The crying would come because I would relax into the space of church and then something would reach me like those vine maples. A story of pain would make it to my heart, and as open as I was, I would cry.

It still happens all the time. Now it is often a story about someone in my church community who I've known for a long time. Or maybe the choir sings a song that reminds me of something. There are a million different triggers but they reach me because of a certain receptivity that I have when I am there. The same story or song doesn't have the same power anywhere else.

3 comments:

Anonymous said...

I cry too, but then I cry at Kodak commercials and Oprah. I never thought of myself as a crier, but I guess I am.

TxCoChic said...

Hi. I cry too, but sometimes I just can't stop. It's often when the sermon or a song or a scripture is something that just hits me like God it trying to tell me specifically something that week, and I'm so shocked and humbled by it that I just start crying and often can't stop (no matter how much I try to refocus on soemthing else).

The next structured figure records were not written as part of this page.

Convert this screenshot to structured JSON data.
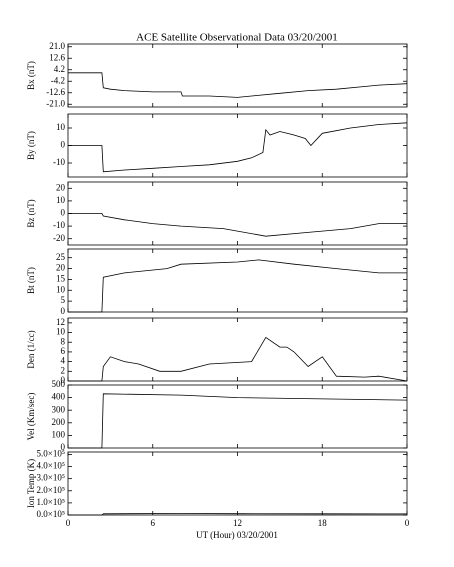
{
  "chart_data": [
    {
      "type": "line",
      "title": "ACE Satellite Observational Data  03/20/2001",
      "ylabel": "Bx (nT)",
      "ylim": [
        -23,
        23
      ],
      "yticks": [
        {
          "value": 21,
          "label": "21.0"
        },
        12.6,
        4.2,
        -4.2,
        -12.6,
        {
          "value": -21,
          "label": "-21.0"
        }
      ],
      "x": [
        0,
        2.4,
        2.5,
        3,
        4,
        6,
        8,
        8.1,
        10,
        12,
        13,
        15,
        17,
        19,
        21,
        22,
        24
      ],
      "series": [
        {
          "color": "#000000",
          "values": [
            2,
            2,
            -9,
            -10,
            -11,
            -12,
            -12,
            -15,
            -15,
            -16,
            -15,
            -13,
            -11,
            -10,
            -8,
            -7,
            -6
          ]
        }
      ]
    },
    {
      "type": "line",
      "ylabel": "By (nT)",
      "ylim": [
        -18,
        18
      ],
      "yticks": [
        10,
        0,
        -10
      ],
      "x": [
        0,
        2.4,
        2.5,
        4,
        6,
        8,
        10,
        12,
        13,
        13.8,
        14,
        14.3,
        15,
        16,
        16.8,
        17.2,
        18,
        20,
        22,
        24
      ],
      "series": [
        {
          "color": "#000000",
          "values": [
            0,
            0,
            -15,
            -14,
            -13,
            -12,
            -11,
            -9,
            -7,
            -4,
            9,
            6,
            8,
            6,
            4,
            0,
            7,
            10,
            12,
            13
          ]
        }
      ]
    },
    {
      "type": "line",
      "ylabel": "Bz (nT)",
      "ylim": [
        -25,
        25
      ],
      "yticks": [
        20,
        10,
        0,
        -10,
        -20
      ],
      "x": [
        0,
        2.4,
        2.5,
        4,
        6,
        8,
        11,
        14,
        17,
        20,
        22,
        24
      ],
      "series": [
        {
          "color": "#000000",
          "values": [
            0,
            0,
            -2,
            -5,
            -8,
            -10,
            -12,
            -18,
            -15,
            -12,
            -8,
            -8
          ]
        }
      ]
    },
    {
      "type": "line",
      "ylabel": "Bt (nT)",
      "ylim": [
        0,
        29
      ],
      "yticks": [
        25,
        20,
        15,
        10,
        5,
        0
      ],
      "x": [
        0,
        2.4,
        2.5,
        4,
        7,
        8,
        12,
        13.5,
        16,
        19,
        22,
        24
      ],
      "series": [
        {
          "color": "#000000",
          "values": [
            0,
            0,
            16,
            18,
            20,
            22,
            23,
            24,
            22,
            20,
            18,
            18
          ]
        }
      ]
    },
    {
      "type": "line",
      "ylabel": "Den (1/cc)",
      "ylim": [
        0,
        13
      ],
      "yticks": [
        12,
        10,
        8,
        6,
        4,
        2,
        0
      ],
      "x": [
        0,
        2.4,
        2.5,
        3,
        4,
        5,
        6.5,
        8,
        10,
        13,
        14,
        15,
        15.5,
        16,
        17,
        18,
        19,
        21,
        22,
        24
      ],
      "series": [
        {
          "color": "#000000",
          "values": [
            0,
            0,
            3,
            5,
            4,
            3.5,
            2,
            2,
            3.5,
            4,
            9,
            7,
            7,
            6,
            3,
            5,
            1,
            0.8,
            1,
            0
          ]
        }
      ]
    },
    {
      "type": "line",
      "ylabel": "Vel (Km/sec)",
      "ylim": [
        0,
        500
      ],
      "yticks": [
        500,
        400,
        300,
        200,
        100,
        0
      ],
      "x": [
        0,
        2.4,
        2.5,
        8,
        12,
        18,
        24
      ],
      "series": [
        {
          "color": "#000000",
          "values": [
            0,
            0,
            430,
            420,
            400,
            390,
            380
          ]
        }
      ]
    },
    {
      "type": "line",
      "ylabel": "Ion Temp (K)",
      "ylim": [
        0,
        520000
      ],
      "yticks": [
        {
          "value": 500000,
          "label": "5.0×10⁵"
        },
        {
          "value": 400000,
          "label": "4.0×10⁵"
        },
        {
          "value": 300000,
          "label": "3.0×10⁵"
        },
        {
          "value": 200000,
          "label": "2.0×10⁵"
        },
        {
          "value": 100000,
          "label": "1.0×10⁵"
        },
        {
          "value": 0,
          "label": "0.0×10⁵"
        }
      ],
      "xlabel": "UT (Hour)  03/20/2001",
      "xlim": [
        0,
        24
      ],
      "xticks": [
        0,
        6,
        12,
        18,
        {
          "value": 24,
          "label": "0"
        }
      ],
      "x": [
        0,
        2.4,
        2.5,
        8,
        12,
        18,
        24
      ],
      "series": [
        {
          "color": "#000000",
          "values": [
            0,
            0,
            10000,
            12000,
            11000,
            10000,
            9000
          ]
        }
      ]
    }
  ]
}
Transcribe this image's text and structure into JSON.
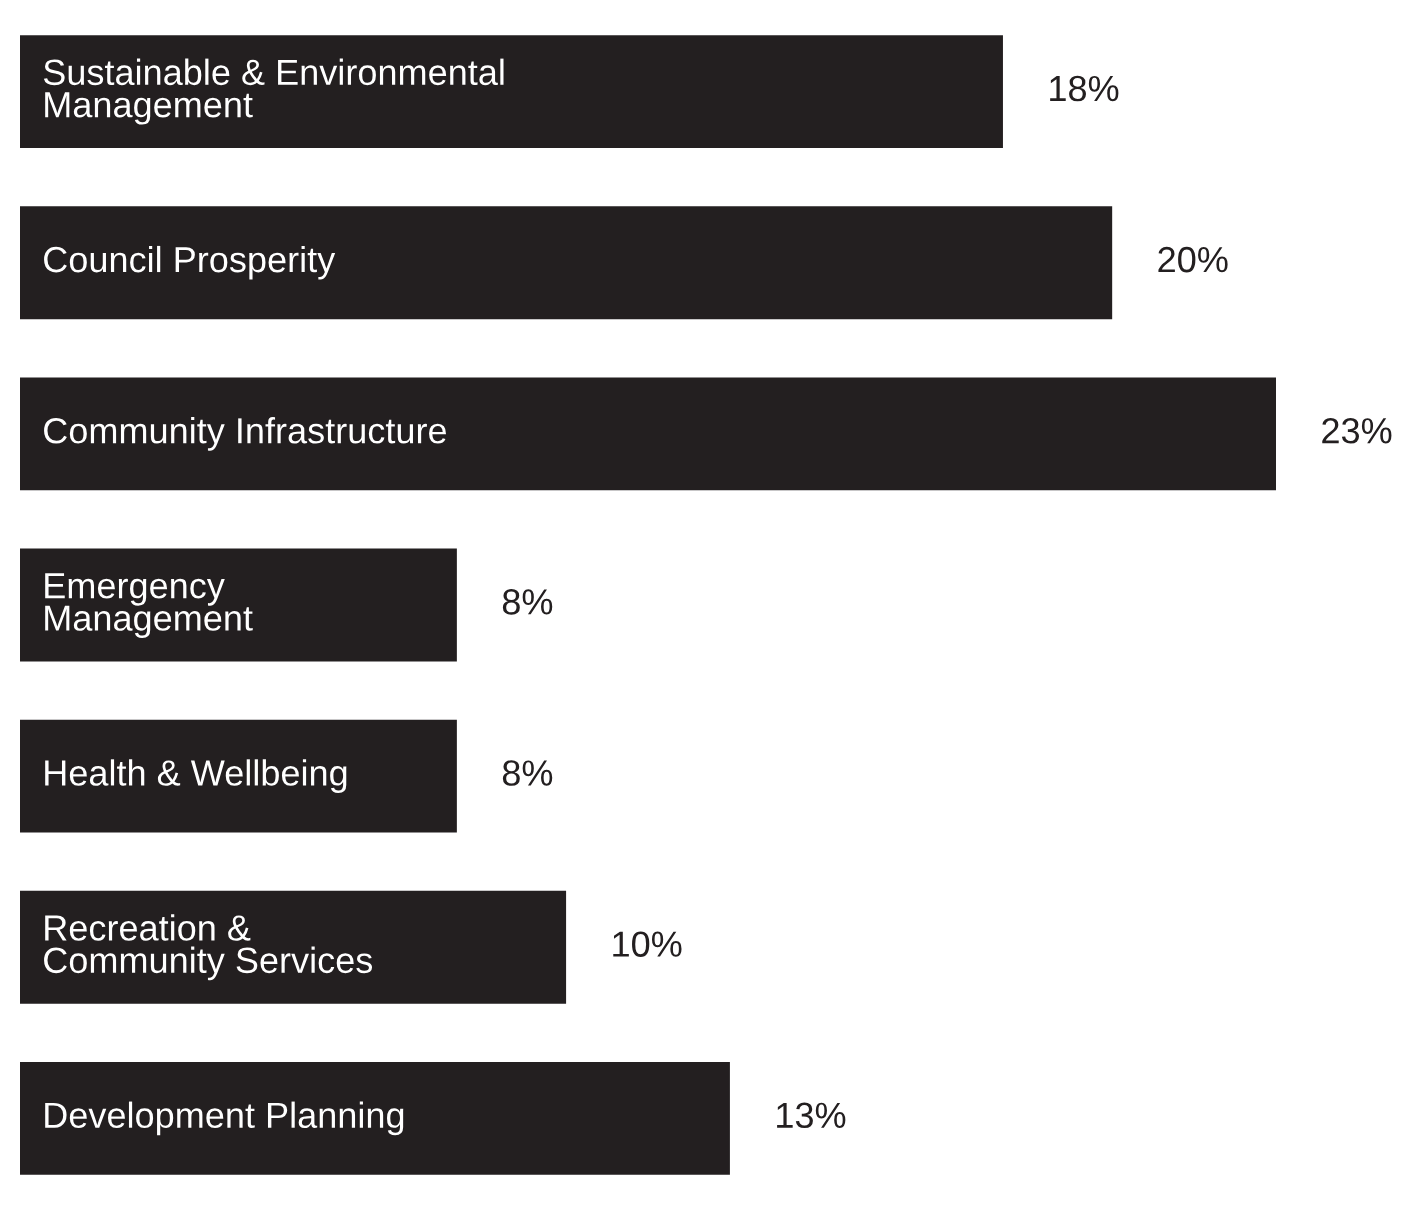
{
  "chart_data": {
    "type": "bar",
    "orientation": "horizontal",
    "relative": false,
    "categories": [
      "Sustainable & Environmental\nManagement",
      "Council Prosperity",
      "Community Infrastructure",
      "Emergency\nManagement",
      "Health & Wellbeing",
      "Recreation &\nCommunity Services",
      "Development Planning"
    ],
    "values": [
      18,
      20,
      23,
      8,
      8,
      10,
      13
    ],
    "value_labels": [
      "18%",
      "20%",
      "23%",
      "8%",
      "8%",
      "10%",
      "13%"
    ],
    "color": "#231f20",
    "xlim": [
      0,
      23
    ],
    "tick_labels": false,
    "grid": false,
    "legend": false
  }
}
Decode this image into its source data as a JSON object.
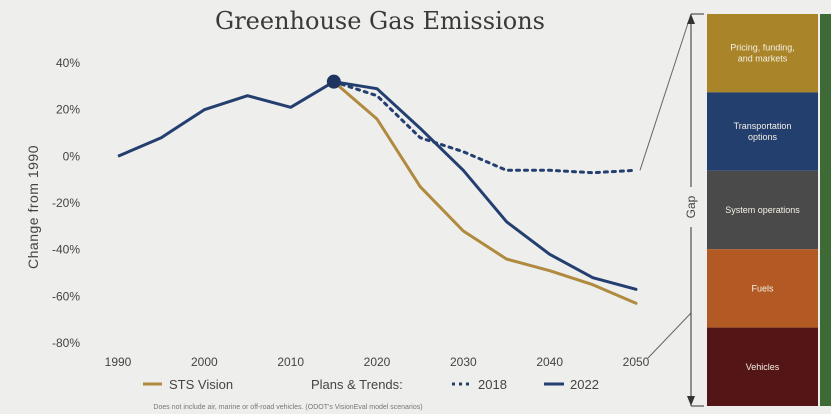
{
  "chart_data": {
    "type": "line",
    "title": "Greenhouse Gas Emissions",
    "ylabel": "Change from 1990",
    "xlim": [
      1990,
      2050
    ],
    "ylim": [
      -80,
      40
    ],
    "x_ticks": [
      "1990",
      "2000",
      "2010",
      "2020",
      "2030",
      "2040",
      "2050"
    ],
    "y_ticks": [
      "40%",
      "20%",
      "0%",
      "-20%",
      "-40%",
      "-60%",
      "-80%"
    ],
    "grid": false,
    "legend_position": "bottom",
    "legend_prefix": "Plans & Trends:",
    "historical": {
      "x": [
        1990,
        1995,
        2000,
        2005,
        2010,
        2015
      ],
      "values": [
        0,
        8,
        20,
        26,
        21,
        32
      ]
    },
    "marker": {
      "x": 2015,
      "value": 32
    },
    "series": [
      {
        "name": "STS Vision",
        "style": "solid",
        "color": "#b08a3e",
        "x": [
          2015,
          2020,
          2025,
          2030,
          2035,
          2040,
          2045,
          2050
        ],
        "values": [
          32,
          16,
          -13,
          -32,
          -44,
          -49,
          -55,
          -63
        ]
      },
      {
        "name": "2018",
        "style": "dotted",
        "color": "#243e70",
        "x": [
          2015,
          2020,
          2025,
          2030,
          2035,
          2040,
          2045,
          2050
        ],
        "values": [
          32,
          26,
          8,
          2,
          -6,
          -6,
          -7,
          -6
        ]
      },
      {
        "name": "2022",
        "style": "solid",
        "color": "#243e70",
        "x": [
          2015,
          2020,
          2025,
          2030,
          2035,
          2040,
          2045,
          2050
        ],
        "values": [
          32,
          29,
          12,
          -6,
          -28,
          -42,
          -52,
          -57
        ]
      }
    ],
    "footnote": "Does not include air, marine or off-road vehicles. (ODOT's VisionEval model scenarios)",
    "gap": {
      "label": "Gap",
      "segments": [
        {
          "label": "Pricing, funding, and markets",
          "color": "#a98428"
        },
        {
          "label": "Transportation options",
          "color": "#233f6e"
        },
        {
          "label": "System operations",
          "color": "#4a4a4a"
        },
        {
          "label": "Fuels",
          "color": "#b35a24"
        },
        {
          "label": "Vehicles",
          "color": "#531516"
        }
      ]
    }
  }
}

I'm going thru menopause so I guess the hormones don't help! LOL! The bad part is that I am so embarassed to have others see me with a red eyes and nose that it makes me too embarassed to go back to church...so then I just don't go. Then I feel guilty for not going, and it becomes like a vicious cycle. I'm hoping someone might have some advice for me. Any advice?

Thanks!

Anonymous said...

I have the same problem of crying in church. I cry everytime I go, to the point where I'm considering not going anymore. I've been doing it for 10 years and I'm tired of being embarassed. I need help to STOP. I can't seem to stop. When I think about it, the only time I really cry is in church.